This myth has been long-standing. Proprietary vendors would acknowledge that there were license fees associated with their software, but would point to the costs of migrating, re-training users, and higher wages and scarcity of comparable software support due to fewer “open source people” who can run free and open source software (FOSS).
However, there are weaknesses with those statements—indeed, with any TCO study that doesn’t take into account the particular site considering a purchase, and especially with any TCO conducted by a vendor to promote its own products.
Numerous studies conducted by people more familiar with (and sympathetic to) free and open source software suggest that its TCO is excellent. Such studies include one by Foss Technologies, Kenya and one by LWN.
A close look at Microsoft-funded studies reveal that the studies did not expose the true costs of the proprietary licenses. Many of these license costs were hidden in the purchase of new hardware, pre-installed operating systems, and even applications. If the hardware was purchased without the normally “bundled” software, the cost of the hardware would drop, allowing a more level playing field.
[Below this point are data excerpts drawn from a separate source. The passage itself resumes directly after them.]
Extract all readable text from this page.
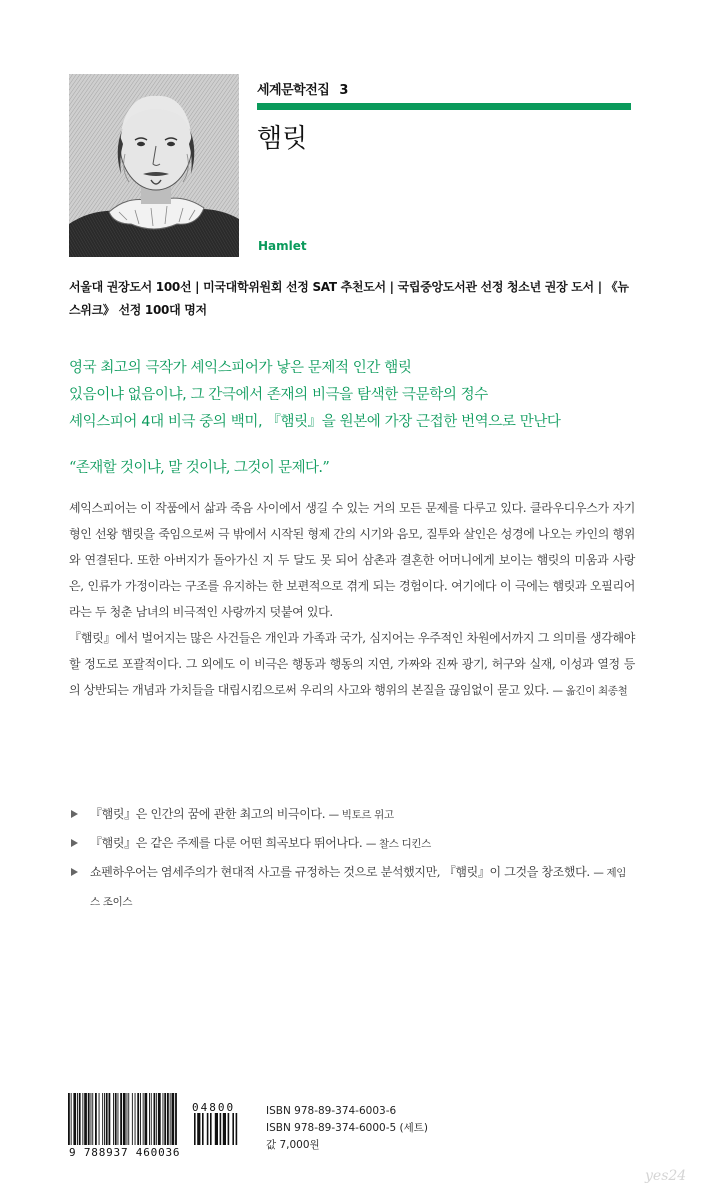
세계문학전집 3
햄릿
Hamlet
서울대 권장도서 100선 | 미국대학위원회 선정 SAT 추천도서 | 국립중앙도서관 선정 청소년 권장 도서 | 《뉴스위크》 선정 100대 명저
영국 최고의 극작가 셰익스피어가 낳은 문제적 인간 햄릿
있음이냐 없음이냐, 그 간극에서 존재의 비극을 탐색한 극문학의 정수
셰익스피어 4대 비극 중의 백미, 『햄릿』을 원본에 가장 근접한 번역으로 만난다
“존재할 것이냐, 말 것이냐, 그것이 문제다.”

셰익스피어는 이 작품에서 삶과 죽음 사이에서 생길 수 있는 거의 모든 문제를 다루고 있다. 클라우디우스가 자기 형인 선왕 햄릿을 죽임으로써 극 밖에서 시작된 형제 간의 시기와 음모, 질투와 살인은 성경에 나오는 카인의 행위와 연결된다. 또한 아버지가 돌아가신 지 두 달도 못 되어 삼촌과 결혼한 어머니에게 보이는 햄릿의 미움과 사랑은, 인류가 가정이라는 구조를 유지하는 한 보편적으로 겪게 되는 경험이다. 여기에다 이 극에는 햄릿과 오필리어라는 두 청춘 남녀의 비극적인 사랑까지 덧붙여 있다.

『햄릿』에서 벌어지는 많은 사건들은 개인과 가족과 국가, 심지어는 우주적인 차원에서까지 그 의미를 생각해야 할 정도로 포괄적이다. 그 외에도 이 비극은 행동과 행동의 지연, 가짜와 진짜 광기, 허구와 실재, 이성과 열정 등의 상반되는 개념과 가치들을 대립시킴으로써 우리의 사고와 행위의 본질을 끊임없이 묻고 있다. — 옮긴이 최종철

『햄릿』은 인간의 꿈에 관한 최고의 비극이다. — 빅토르 위고
『햄릿』은 같은 주제를 다룬 어떤 희곡보다 뛰어나다. — 찰스 디킨스
쇼펜하우어는 염세주의가 현대적 사고를 규정하는 것으로 분석했지만, 『햄릿』이 그것을 창조했다. — 제임스 조이스
04800
9 788937 460036
ISBN 978-89-374-6003-6
ISBN 978-89-374-6000-5 (세트)
값 7,000원
yes24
Microsoft has removed these studies from its web site. But one 2008 Microsoft study, which disappeared from its web site but was preserved by another organization, admitted that GNU/Linux has just as good a TCO as Windows—at least under certain circumstances.
The cost of ownership studies typically looked ahead for the next five years. During this time, personnel training for the proprietary operating system was typically ignored, since “everyone knew how to use that operating system.” In contrast, of course, employees had to be trained to use the open source operating system because “no one knows how to use it.”
However, the five-year studies missed a few things that happened in the sixth and following years. Sites had to install updates to the proprietary system, and sometimes do additional training. Likewise, sites might have to pay license update fees for the existing software.
Open source software, on the other hand, typically has a “flow” of updates that take people from one version to the other without needing massive retraining or license upgrade fees.
Over the years, many more people have been exposed to open source software and trained to be system and networking administrators, making these needed support people much more available, and giving a greater salary range for different jobs.
A number of years ago, proprietary software companies would generate (TCO) estimates, but over time, as the five-year TCO of the two styles of software became closer and closer, the companies stopped releasing their numbers.
However, TCO is not the only issue. Return on investment (ROI) is another consideration. If you have a certain amount of money to invest in a solution, perhaps that is the greatest issue.
People tend to think of open source versus proprietary software just for the desktop, not considering the costs of proprietary software for servers. Servers do not tend to have the server software bundled in. Licenses for server software are typically very expensive. Likewise for licenses for closed source software such as databases, geographical information software (GIS), statistical and data reduction tools, project management tools, etc. The cost of the licenses needed just to build your infrastructure can be daunting, particularly for a start-up.
In addition, look at the terms and conditions of your existing proprietary software license. You may find hidden costs in there.
As an example, a well-known proprietary database company used to insist that the only way to share a customer’s data with another customer (even a customer properly licensed for the same software) was to unload the data from the database and reload it into the other customer’s database. For large amounts of data (think petabytes) this would take days, as opposed to imaging the disks holding the data and giving the images to the new customer.
Development, training, and support for a new project (as opposed to converting an already existing project to FOSS) are typically the same whether you are using FOSS or proprietary software, but you don’t have to pay up-front license fees for the software if you use FOSS. So consider using FOSS for new projects.
Likewise, if your existing project is not working properly, or is coming up for an expensive license renewal, consider re-implementing it with FOSS.
Another issue that isn’t considered often enough is equipment reuse or redeployment. One of the early uses of Linux was to redeploy older equipment that was “retired” from the desktop or mainstream server to be used as routers, firewalls, switches, etc. This gave value to hardware that otherwise would be sent to the dump. These cost savings also fit into total cost of ownership.